Look, you wanted to have a better understanding of why this guy is blowing you off. I'm telling you why. This is how guys work, we produce 50 times the amount of testosterone you do - sex for us is like taking a p!ss and a wall will do just as well as the bathroom of the finest hotel. If he's come to the conclusion that you are more effort than you're worth to get that satisfaction he'll simply find a better opportunity elsewhere. My guess is that he's already done so. Yet you're presuming that he should introduce you to his daughter, he should want to include you in his life more and he should spend more time with you. All I'm saying is why? What's the point? After 2 months you're no longer worth the effort. You want all of the rights and priviliges of having a boyfriend with this guy with none of the reciprocation of intimacy. Would you buy a car you could only sit in and look at, but could never drive anywhere? You are all show and no go, this guy's figured it out and you're p!ssed off because he's phasing you out now.

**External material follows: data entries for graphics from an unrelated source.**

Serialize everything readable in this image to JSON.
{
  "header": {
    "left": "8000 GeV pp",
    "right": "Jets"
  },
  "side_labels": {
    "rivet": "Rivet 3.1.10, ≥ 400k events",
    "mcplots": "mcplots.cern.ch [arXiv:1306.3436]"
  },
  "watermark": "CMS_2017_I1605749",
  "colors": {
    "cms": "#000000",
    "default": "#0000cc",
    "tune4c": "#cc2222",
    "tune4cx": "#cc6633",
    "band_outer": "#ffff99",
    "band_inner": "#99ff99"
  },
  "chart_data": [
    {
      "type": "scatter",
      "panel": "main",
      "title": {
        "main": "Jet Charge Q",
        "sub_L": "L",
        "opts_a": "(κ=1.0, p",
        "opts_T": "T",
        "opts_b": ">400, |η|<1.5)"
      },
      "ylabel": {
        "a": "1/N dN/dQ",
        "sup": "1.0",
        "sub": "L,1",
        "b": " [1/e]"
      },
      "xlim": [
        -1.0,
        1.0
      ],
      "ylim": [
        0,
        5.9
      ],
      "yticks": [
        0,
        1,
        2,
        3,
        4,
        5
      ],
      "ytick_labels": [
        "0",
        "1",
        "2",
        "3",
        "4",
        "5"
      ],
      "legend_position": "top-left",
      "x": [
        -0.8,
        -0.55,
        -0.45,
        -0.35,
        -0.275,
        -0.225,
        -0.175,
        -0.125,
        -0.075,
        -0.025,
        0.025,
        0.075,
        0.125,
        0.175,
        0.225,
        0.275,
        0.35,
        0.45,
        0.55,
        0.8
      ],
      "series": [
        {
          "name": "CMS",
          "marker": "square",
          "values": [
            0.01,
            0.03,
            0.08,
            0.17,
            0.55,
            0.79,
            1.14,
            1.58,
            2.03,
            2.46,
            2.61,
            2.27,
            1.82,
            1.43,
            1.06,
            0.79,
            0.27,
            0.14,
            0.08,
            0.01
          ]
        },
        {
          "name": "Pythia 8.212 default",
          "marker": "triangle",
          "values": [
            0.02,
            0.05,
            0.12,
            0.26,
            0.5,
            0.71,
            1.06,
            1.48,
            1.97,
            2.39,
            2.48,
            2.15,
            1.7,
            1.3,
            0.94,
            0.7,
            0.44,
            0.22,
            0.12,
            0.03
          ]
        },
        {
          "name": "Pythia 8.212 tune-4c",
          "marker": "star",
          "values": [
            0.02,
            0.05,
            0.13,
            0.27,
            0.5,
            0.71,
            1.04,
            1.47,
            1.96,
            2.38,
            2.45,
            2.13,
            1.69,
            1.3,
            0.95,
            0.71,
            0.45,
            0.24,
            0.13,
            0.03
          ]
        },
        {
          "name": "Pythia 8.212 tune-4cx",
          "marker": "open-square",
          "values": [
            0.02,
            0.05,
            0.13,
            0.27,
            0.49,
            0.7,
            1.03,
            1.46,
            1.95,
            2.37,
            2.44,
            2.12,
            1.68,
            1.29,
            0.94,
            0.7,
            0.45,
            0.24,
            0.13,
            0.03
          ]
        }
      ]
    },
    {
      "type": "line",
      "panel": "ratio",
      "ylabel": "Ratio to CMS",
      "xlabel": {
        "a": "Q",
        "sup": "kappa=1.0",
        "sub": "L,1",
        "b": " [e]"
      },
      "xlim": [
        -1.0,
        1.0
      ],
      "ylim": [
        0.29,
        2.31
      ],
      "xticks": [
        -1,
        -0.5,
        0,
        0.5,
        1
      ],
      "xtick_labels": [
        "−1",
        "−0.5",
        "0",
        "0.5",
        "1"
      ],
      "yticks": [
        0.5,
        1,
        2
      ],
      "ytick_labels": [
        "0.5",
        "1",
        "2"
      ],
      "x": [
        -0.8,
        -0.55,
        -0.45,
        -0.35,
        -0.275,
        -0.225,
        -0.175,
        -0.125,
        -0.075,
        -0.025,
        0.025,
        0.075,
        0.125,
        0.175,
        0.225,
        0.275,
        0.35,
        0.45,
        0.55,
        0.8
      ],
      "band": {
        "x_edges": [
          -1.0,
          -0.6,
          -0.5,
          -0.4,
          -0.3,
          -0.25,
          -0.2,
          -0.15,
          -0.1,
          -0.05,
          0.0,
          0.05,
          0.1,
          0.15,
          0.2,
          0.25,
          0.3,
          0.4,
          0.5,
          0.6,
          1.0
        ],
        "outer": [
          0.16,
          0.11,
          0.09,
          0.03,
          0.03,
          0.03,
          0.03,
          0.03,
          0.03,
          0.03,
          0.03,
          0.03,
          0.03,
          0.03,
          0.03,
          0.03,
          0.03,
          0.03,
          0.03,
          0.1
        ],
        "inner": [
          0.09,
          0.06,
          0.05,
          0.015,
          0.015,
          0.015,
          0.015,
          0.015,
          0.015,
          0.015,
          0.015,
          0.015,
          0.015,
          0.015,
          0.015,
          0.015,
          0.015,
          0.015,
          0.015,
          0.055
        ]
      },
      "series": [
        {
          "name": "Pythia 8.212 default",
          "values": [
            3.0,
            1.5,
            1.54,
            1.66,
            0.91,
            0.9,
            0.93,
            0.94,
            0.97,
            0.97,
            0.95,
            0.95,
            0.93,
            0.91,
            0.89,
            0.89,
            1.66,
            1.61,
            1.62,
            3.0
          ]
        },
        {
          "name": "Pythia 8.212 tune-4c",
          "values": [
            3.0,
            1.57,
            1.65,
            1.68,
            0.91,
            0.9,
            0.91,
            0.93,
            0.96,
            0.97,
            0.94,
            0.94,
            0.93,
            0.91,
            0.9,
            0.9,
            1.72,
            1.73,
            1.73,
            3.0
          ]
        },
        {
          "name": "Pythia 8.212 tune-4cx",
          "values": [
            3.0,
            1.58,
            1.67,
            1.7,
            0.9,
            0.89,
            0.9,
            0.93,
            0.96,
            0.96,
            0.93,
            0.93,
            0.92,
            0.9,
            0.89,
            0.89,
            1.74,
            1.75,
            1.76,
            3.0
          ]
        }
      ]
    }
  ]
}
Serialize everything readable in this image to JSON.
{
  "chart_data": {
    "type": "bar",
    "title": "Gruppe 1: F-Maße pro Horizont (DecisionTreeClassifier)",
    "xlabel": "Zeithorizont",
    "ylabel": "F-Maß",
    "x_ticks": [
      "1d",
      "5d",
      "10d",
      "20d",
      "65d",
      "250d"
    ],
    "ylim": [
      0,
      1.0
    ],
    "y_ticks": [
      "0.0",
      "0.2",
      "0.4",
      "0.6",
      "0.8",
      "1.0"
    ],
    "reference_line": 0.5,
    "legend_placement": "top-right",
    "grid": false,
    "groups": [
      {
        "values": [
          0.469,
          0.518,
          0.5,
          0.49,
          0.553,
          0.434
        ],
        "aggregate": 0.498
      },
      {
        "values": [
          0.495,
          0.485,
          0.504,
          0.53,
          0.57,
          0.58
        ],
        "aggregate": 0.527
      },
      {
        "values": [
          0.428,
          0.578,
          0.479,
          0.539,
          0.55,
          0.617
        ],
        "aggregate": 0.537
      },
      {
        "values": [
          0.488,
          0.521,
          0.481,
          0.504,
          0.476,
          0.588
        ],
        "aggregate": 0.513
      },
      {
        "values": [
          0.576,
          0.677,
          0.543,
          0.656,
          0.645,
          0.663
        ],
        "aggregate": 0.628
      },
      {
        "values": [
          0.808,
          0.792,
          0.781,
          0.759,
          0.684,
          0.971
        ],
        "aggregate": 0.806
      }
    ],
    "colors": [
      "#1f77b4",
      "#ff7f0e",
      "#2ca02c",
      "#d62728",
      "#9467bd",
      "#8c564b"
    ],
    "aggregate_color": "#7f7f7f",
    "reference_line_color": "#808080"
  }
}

In fact, why do you even need any advice here? If you haven't slept with your 'boyfriend' in the 2 months you've been together it's pretty obvious that you don't have the passion or desire for him necessary to be in a relationship. It's laughable that you'd even be jealous at the prospect that he might want to see someone else. Why would you even care? You're not hot enough for him to want to fvck him. No, you'd rather make him the bad guy, the 'lying sack of sh!t' that's so much easier than putting your own motivations under the microscope and seeing where you've deluded yourself. The only thing this guy is guilty of is pandering to your idea of a relationship for 2 month while he's thinking you might actually come around and do him sooner or later. Well now it's later and no, you wont be meeting his daughter and no, he wont be taking you home to mom & dad and no, he wont be introducing you to his friends - you're simply more effort than you're worth.
And no, you don't go and fvck every guy you're attracted to, but definitely the ones you actually call your boyfriend if you expect them to be exclusive to you. You're a little girl who hasn't come to the understanding that no guy MAKES you his girlfriend, you decide that. So go respect yourself all you want, it wont make this guy want to spend any more time with you.
For a guy, lust, passion,desire always comes before love.